«Многоуважаемая Екатерина Павловна, последний раз пишу Вам. Жить я больше не могу. Голод и холод меня измучили, помощи от родных нет, сам ничего не могу сделать. Когда получите это письмо, меня не будет в живых, решил утопиться. Дело наше о разводе можете прекратить. Вы теперь и так свободны, а мне туда и дорога; не хочется, а делать нечего. Тело мое, конечно, не найдут, а весной его никто не узнает, так и сгину, значит, с земли. Будьте счастливы. Николай Гимер».
Сегодня можно с уверенностью утверждать, что полиция сработала из рук вон плохо. Конечно, в праздничные дни у нее хватало работы, но все равно можно было бы обратить внимание на то, что утопленник, вытащенный из реки еще живым и умерший от переохлаждения уже в полицейском участке, был обнаружен шестью верстами выше по течению той проруби, около которой нашли пальто Гимера. При подобном рвении якиманских пинкертонов замысел Екатерины Гимер имел все шансы «выгореть», но не тут-то было…

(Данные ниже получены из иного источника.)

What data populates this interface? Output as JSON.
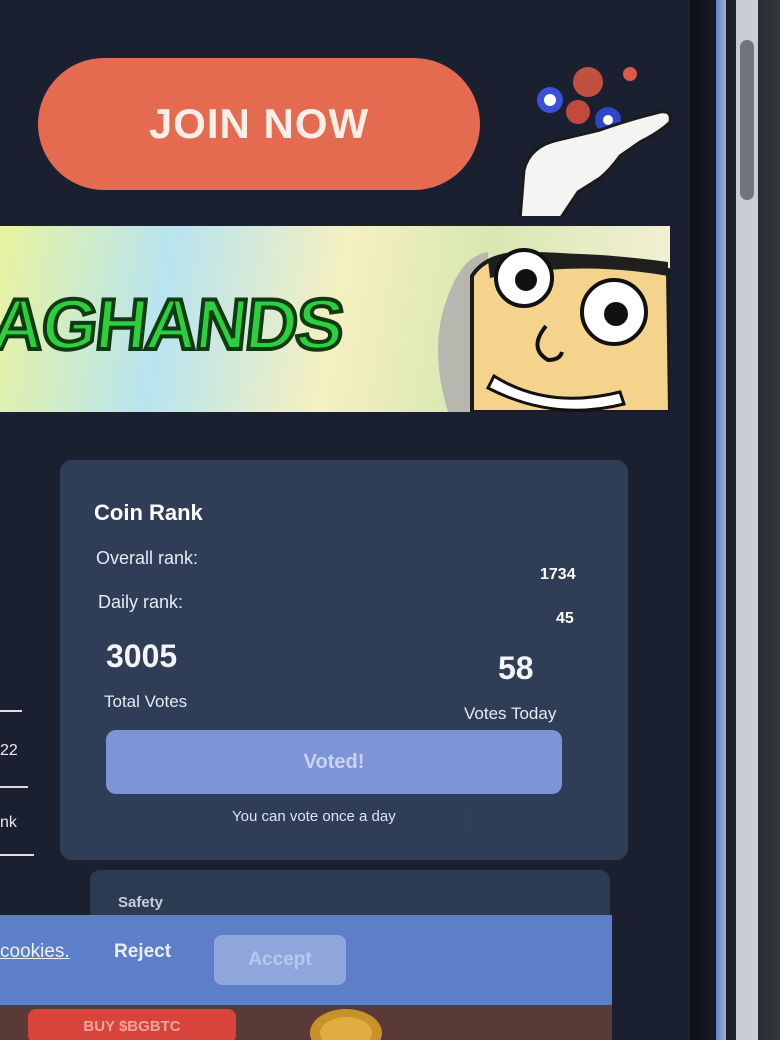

Екатерина, дочь отставного прапорщика, вышла замуж за мелкого железнодорожного служащего из обрусевших немцев восемнадцатилетней девушкой в 1881 году. Поначалу семейная жизнь супругов складывалась благополучно, муж имел неплохие перспективы на службе, у них родился сын Николай. Сейчас уже трудно установить, что явилось причиной их разрыва через два года после свадьбы, но весьма вероятно, что он был во многом связан с пристрастием Гимера к рюмке, которое после расставания начало принимать необратимый характер. Увольнение с работы и смерть матери окончательно подкосили его, и за десять последующих лет он совершенно «спился с круга», существуя на подачки родственников и обитая по многочисленным московским ночлежкам. Тем временем его жена, напротив, стала вполне самостоятельной женщиной, выучилась на акушерку и поступила на работу в медицинскую часть крупной фабрики в Богородском уезде (в 1930 году Богородск был переименован в Ногинск). Там она познакомилась со служащим Степаном Чистовым, из крестьян. Между ними возникли романтические отношения, и Екатерина Гимер начала разыскивать мужа, чтобы убедить его оформить развод.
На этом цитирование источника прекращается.